Когда была жива мать Ксении, она все время проводила с дочерью. Девочка не только постоянно толкалась возле ее юбки, но училась всему, что та умела: вязать, рисовать, шить, вышивать. Неожиданно у маленькой Ксюши обнаружилось редкое дарование – девочка вышивала изумительные шелковые картины: море с кораблями, портреты известных людей, иконы, натюрморты у нее получались как натуральные. На это стали обращать внимание, кое-кто даже купил несколько работ, правда, за мизерную цену. Неизвестно, кто надоумил отца, но тот вдруг решил, что выгоднее всего пойдут вышитые иконы, и заставил девочку вышить несколько работ. Они имели шумный успех и принесли солидную выручку. Отец ликовал – при минимальных затратах получалась сумасшедшая выгода! Загвоздка была лишь в одном: дочери быстро надоело вышивать коммерческие полотна, и она стала капризничать. Заставить ее не было никакой возможности – за ребенка горой встала мать.

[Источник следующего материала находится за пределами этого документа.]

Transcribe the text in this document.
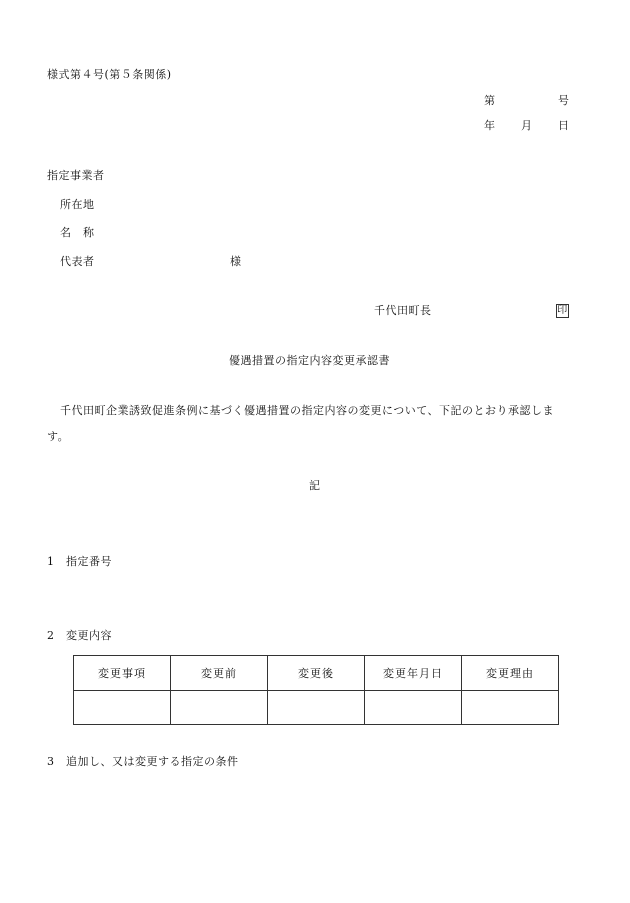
様式第４号(第５条関係)
第	号
年 月 日
指定事業者
所在地
名　称
代表者	様
千代田町長	印
優遇措置の指定内容変更承認書
千代田町企業誘致促進条例に基づく優遇措置の指定内容の変更について、下記のとおり承認しま
す。
記
1　指定番号
2　変更内容
変更事項	変更前	変更後	変更年月日	変更理由

3　追加し、又は変更する指定の条件
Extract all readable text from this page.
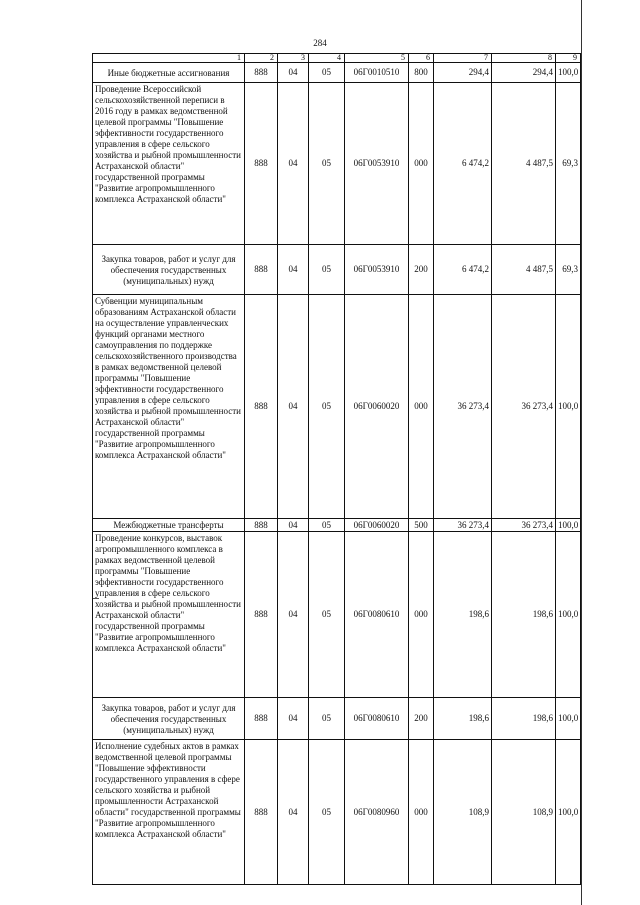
284
1	2	3	4	5	6	7	8	9
Иные бюджетные ассигнования	888	04	05	06Г0010510	800	294,4	294,4	100,0
Проведение Всероссийской сельскохозяйственной переписи в 2016 году в рамках ведомственной целевой программы "Повышение эффективности государственного управления в сфере сельского хозяйства и рыбной промышленности Астраханской области" государственной программы "Развитие агропромышленного комплекса Астраханской области"	888	04	05	06Г0053910	000	6 474,2	4 487,5	69,3
Закупка товаров, работ и услуг для обеспечения государственных (муниципальных) нужд	888	04	05	06Г0053910	200	6 474,2	4 487,5	69,3
Субвенции муниципальным образованиям Астраханской области на осуществление управленческих функций органами местного самоуправления по поддержке сельскохозяйственного производства в рамках ведомственной целевой программы "Повышение эффективности государственного управления в сфере сельского хозяйства и рыбной промышленности Астраханской области" государственной программы "Развитие агропромышленного комплекса Астраханской области"	888	04	05	06Г0060020	000	36 273,4	36 273,4	100,0
Межбюджетные трансферты	888	04	05	06Г0060020	500	36 273,4	36 273,4	100,0
Проведение конкурсов, выставок агропромышленного комплекса в рамках ведомственной целевой программы "Повышение эффективности государственного управления в сфере сельского хозяйства и рыбной промышленности Астраханской области" государственной программы "Развитие агропромышленного комплекса Астраханской области"	888	04	05	06Г0080610	000	198,6	198,6	100,0
Закупка товаров, работ и услуг для обеспечения государственных (муниципальных) нужд	888	04	05	06Г0080610	200	198,6	198,6	100,0
Исполнение судебных актов в рамках ведомственной целевой программы "Повышение эффективности государственного управления в сфере сельского хозяйства и рыбной промышленности Астраханской области" государственной программы "Развитие агропромышленного комплекса Астраханской области"	888	04	05	06Г0080960	000	108,9	108,9	100,0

«У девочки должно быть детство! Нельзя, чтобы талант для ребенка стал бичом!» – высказывала она мужу.
Нельзя сказать, что тот сильно прислушивался, но и откровенно принуждать ребенка к творению побаивался – имя Ксении уже было на слуху, могли пойти нехорошие сплетни, а это с иконами несовместимо. Но потом мать Ксюши умерла. Сейчас уже невозможно точно сказать: по болезни или так кто посодействовал, но после ее кончины для Ксении наступил ад. Отец засаживал девчушку за полотна с утра до вечера. Утрата не прошла для нее бесследно – девочка не могла уже так мастерски работать, врачи, которых отец в огромных количествах приволакивал к дочери, в один голос твердили, что это, мол, временная депрессия, девочке достаточно немного окрепнуть и она все восстановит. Но… время шло, а ее талант не возвращался – картины получались скучными и пресными, и никакой огонек в них не светился. И тогда Алекса осенило: дочь надо поместить в монастырь, и, проникнувшись атмосферой святости, девочка с легкостью начнет создавать шедевры! Он уже нашел место, уже созвонился со знакомым настоятелем, даже притащил кое-какой взнос на развитие монастыря, но тот твердил одно: девушка должна прийти сама, в конце концов, монастырь – это не тюрьма, и силком никто ее туда не запихнет. Но сама Ксения никак не могла решить, что ее место в монастыре. И тогда Алекс создал довольно жесткие условия. Девочка должна была работать, работать и работать. Конечно, учиться она должна лучше всех, это само собой, а во время каникул ее отправляли нянчить детей к какой-то знакомой бабке, которая исправно ставила ее на колени три раза в сутки и вместо отдыха заставляла читать Библию и твердить молитвы. Малейшее неповиновение строго каралось отлучением от стола. Она так и жила: работала, училась, вела дом. Несмотря на то что Алекс занимал уже серьезную должность и в доме водились деньги, прислуги у них не было. Девочка взрослела, но ничего не менялось. Она уже молила бога, чтобы отец женился, но тот вел, как он говаривал, строгую жизнь и изменять покойной жене не собирался.